Located at the root of giving and serving others, love was the powerful motivator behind the tree giving so selflessly. We all have a natural desire to be loved and accepted. Sometimes we do seemingly selfish things in our quest to fill those deeply rooted desires. And sometimes we’re misguided in our quests.
It is true – we must love ourselves before we can love others, but our search for happiness and joy will never be found chasing after our selfish desires.
Love is not only a feeling but an action word with the power to change our motives. It is a level of dedication placing someone or something before ourselves. We give, serve, sacrifice, and change all in the name of love. Love can be the driving force behind doing whatever is required.
It’s Not About You
Most of us remember either hearing our mother tell us “It’s not about you,” or have told our kids this very thing. Learning to put others’ needs before our own is sometimes painful in a world that teaches self-indulgence.

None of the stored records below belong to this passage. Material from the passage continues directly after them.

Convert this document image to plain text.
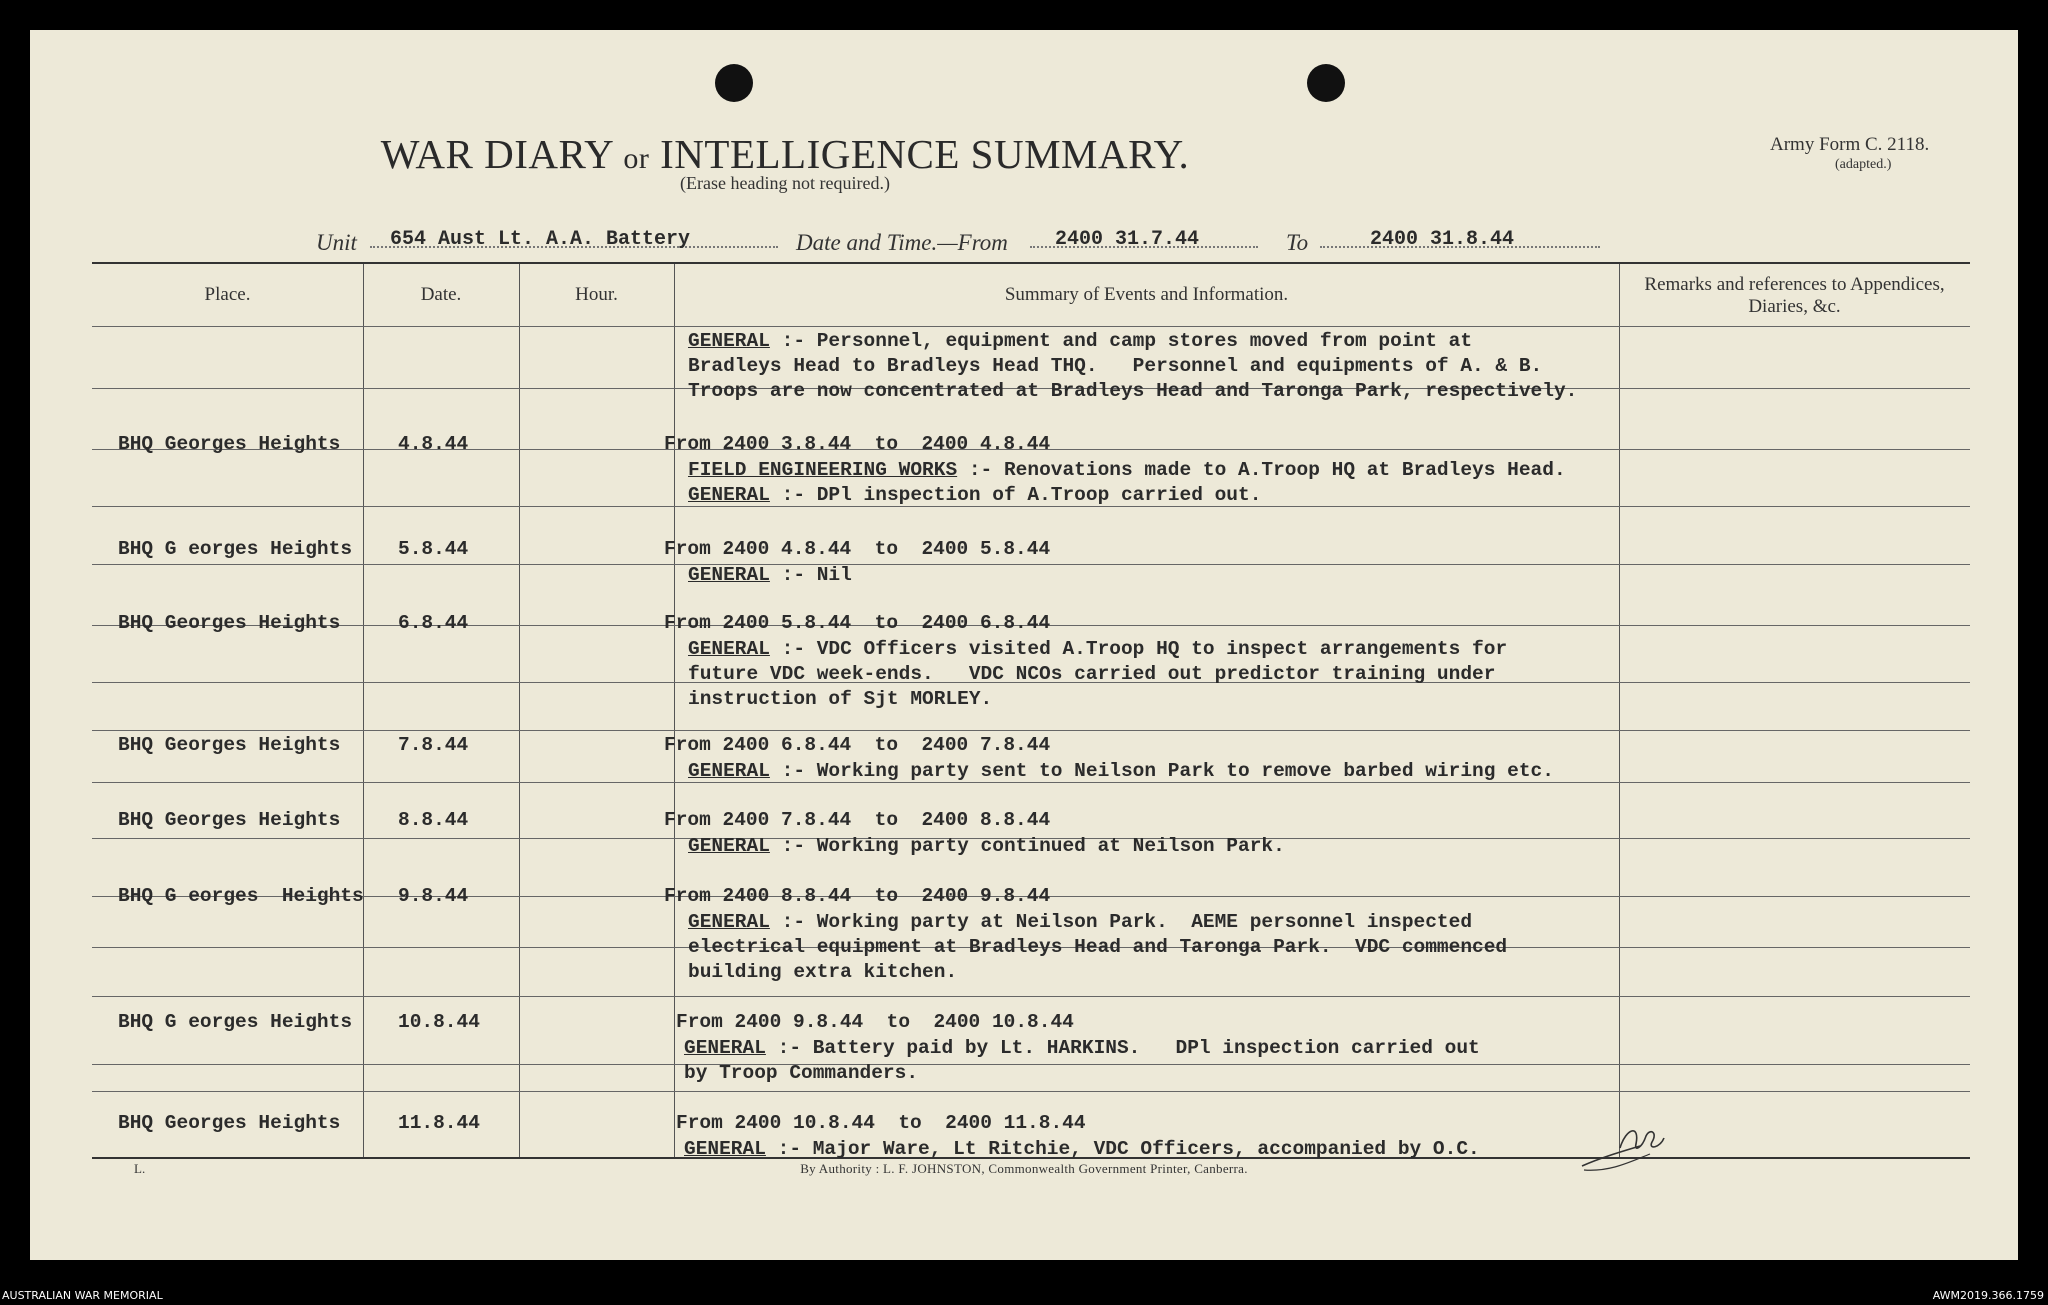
WAR DIARY or INTELLIGENCE SUMMARY.
(Erase heading not required.)
Army Form C. 2118.
(adapted.)
Unit 654 Aust Lt. A.A. Battery	Date and Time.—From 2400 31.7.44	To	2400 31.8.44
Place.	Date.	Hour.	Summary of Events and Information.	Remarks and references to Appendices, Diaries, &c.
GENERAL :- Personnel, equipment and camp stores moved from point at
Bradleys Head to Bradleys Head THQ.   Personnel and equipments of A. & B.
Troops are now concentrated at Bradleys Head and Taronga Park, respectively.
BHQ Georges Heights	4.8.44	From 2400 3.8.44  to  2400 4.8.44
FIELD ENGINEERING WORKS :- Renovations made to A.Troop HQ at Bradleys Head.
GENERAL :- DPl inspection of A.Troop carried out.
BHQ G eorges Heights 5.8.44	From 2400 4.8.44  to  2400 5.8.44
GENERAL :- Nil
BHQ Georges Heights	6.8.44	From 2400 5.8.44  to  2400 6.8.44
GENERAL :- VDC Officers visited A.Troop HQ to inspect arrangements for
future VDC week-ends.   VDC NCOs carried out predictor training under
instruction of Sjt MORLEY.
BHQ Georges Heights	7.8.44	From 2400 6.8.44  to  2400 7.8.44
GENERAL :- Working party sent to Neilson Park to remove barbed wiring etc.
BHQ Georges Heights	8.8.44	From 2400 7.8.44  to  2400 8.8.44
GENERAL :- Working party continued at Neilson Park.
BHQ G eorges  Heights 9.8.44	From 2400 8.8.44  to  2400 9.8.44
GENERAL :- Working party at Neilson Park.  AEME personnel inspected
electrical equipment at Bradleys Head and Taronga Park.  VDC commenced
building extra kitchen.
BHQ G eorges Heights 10.8.44	From 2400 9.8.44  to  2400 10.8.44
GENERAL :- Battery paid by Lt. HARKINS.   DPl inspection carried out
by Troop Commanders.
BHQ Georges Heights	11.8.44	From 2400 10.8.44  to  2400 11.8.44
GENERAL :- Major Ware, Lt Ritchie, VDC Officers, accompanied by O.C.
L.	By Authority : L. F. JOHNSTON, Commonwealth Government Printer, Canberra.
AUSTRALIAN WAR MEMORIAL	AWM2019.366.1759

“It’s not about you. Kierkegaard, Socrates, and Levinas all believed love is fundamentally directed toward something outside oneself. An over-focus on yourself keeps you stuck in your head and worried about your own feelings, rather than out in the world doing good.” – Benjamin Hardy
On a trip to Europe, I was shocked at how selfie-obsessed people were. This was not just taking a picture with a great view behind you – this was missing out on the view and focusing on all the different angles, poses, and coy looks they could make. Selfie is a fairly new term to the English language (adopted into the Oxford Dictionary in 2013), I wonder if this new fascination with self is steering us in the wrong direction.
Doing good in the world can be somewhat daunting. I love the story Gordon B. Hinckley tells of his time serving as a young missionary in England. He was sick and discouraged when he wrote home stating he felt he was wasting his family’s money and his time. His father’s reply was simple and direct: “Forget yourself and go to work.”
We learn what love is all about when we stop focusing on what we want and learn to help others. Being self-absorbed or self-centered will only keep us from reaching our full potential. Rather than worrying about you, invest yourself in something you believe in.
Long before any of our children were born, I wrote a college research paper about love. I was fascinated with understanding what real love was. Finding the old paper tucked away in my filing cabinet, one line still rings true to me today:
Love is something that grows stronger everyday from simple acts of giving and receiving.
Cultivate your love like you would a garden. Defined as improving growth by labor and attention, cultivation is a process of learning, growing, and giving. Continue to practice and look for opportunities to give and serve someone or something you believe in.
Each time the giving tree sacrificed something for the little boy, she felt happy. She had cultivated the seeds of love for the boy and allowed them to continue to grow. To give unconditionally and love with all we have brings joy. Not because of how the receiver reacts, but because of the way it makes us feel inside.
My understanding and definition of love have surpassed the twitterpated feelings of a 20-year-old. It has evolved into the maturely rooted foundation of my relationships today. It was not a piece of knowledge magically appearing after researching for a paper in college but the wisdom I’ve gained as I’ve lived much like the Giving Tree – serving, sacrificing, changing, and giving all in the name of love.
How do you find ways to give to others?